Specificity of amygdalar subregion connectivity with target regions in healthy subjects and patients with generalized anxiety disorder (GAD). A, Connectivity of the basolateral (BLA) or the centromedial (CMA) amygdalar regions of interest (ROIs), separately on the right and left sides, with target networks defined by differential BLA vs CMA connectivity maps from the analysis of variance (ANOVA) effect of region analysis from just the first control cohort (GAD controls) (shown in Figure 1A). Dissociable patterns of BLA and CMA connectivity (eg, greater connectivity of BLA ROIs with BLA targets than with CMA targets, and the reverse for CMA ROIs) were found to a similar degree in both control cohorts but were significantly reduced in GAD patients, who were demographically matched with the GAD controls.
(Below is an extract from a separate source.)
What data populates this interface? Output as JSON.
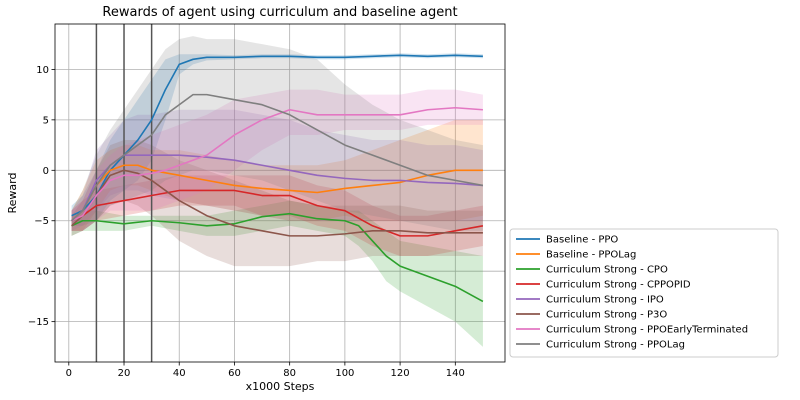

Bars represent mean values; error bars, standard error of the mean. B, Results of a voxelwise group×region ANOVA comparing differential BLA-CMA connectivity in healthy controls and GAD patients. Significance in this analysis would mean that there is a group difference in the dissociability of BLA-CMA connectivity because of decreased connectivity with the correct targets or because of increased connectivity with the incorrect targets in 1 group. That BLA and CMA targets (see labels) are significant suggests that there is an intra-amygdalar subregional disorganization in the GAD patients rather than alterations in the connectivity of the amygdala with some targets but not others. Results are displayed at P=.05, uncorrected, to ensure a complete view of group differences. The color scales reflect F scores from the ANOVA. C, A voxel-based morphometry analysis of structural magnetic resonance images from the GAD controls and GAD patients, focusing on the amygdalar subregions used for the functional connectivity analyses, identified increased gray matter volume in the right CMA subregion in GAD patients. *P=.03. Bars represent mean values; error bars, standard error of the mean. AU indicates arbitrary units.

Figure 3.

Group connectivity differences across amygdalar subregions and evidence of a compensatory network in generalized anxiety disorder (GAD). A, The analysis of variance (ANOVA) effect of group is shown for the basolateral amygdalar subregions (BLA). B, The ANOVA effect of group is shown for the centromedial amygdalar subregions (CMA). Red indicates connectivity was increased in GAD patients compared with control cohorts; blue, connectivity was increased in control cohorts compared with GAD patients. Thus, the majority of blue in part A indicates decreased connectivity of GAD patients’ BLA to normal BLA targets, whereas the majority of red in part B indicates increased inappropriate connectivity of GAD patients’ CMA to normal BLA targets. C, Common increased or decreased connectivity in GAD patients across both amygdalar subregions identifies a bilateral frontoparietal network with increased connectivity (red) and a bilateral insulocingulate network with decreased connectivity (blue). For figure clarity, only the right side of the brain is shown. D, Subregional connectivity of the right dorsolateral prefrontal cortex (DLPFC) from part C in controls and GAD patients demonstrates that this is an adaptation in patients not normally seen in controls. Bars represent mean values; error bars, standard error of the mean. E, Average connectivity of the right DLPFC to the amygdala in GAD patients is negatively correlated with anxiety scores, suggesting that it reflects connectivity with a compensatory network.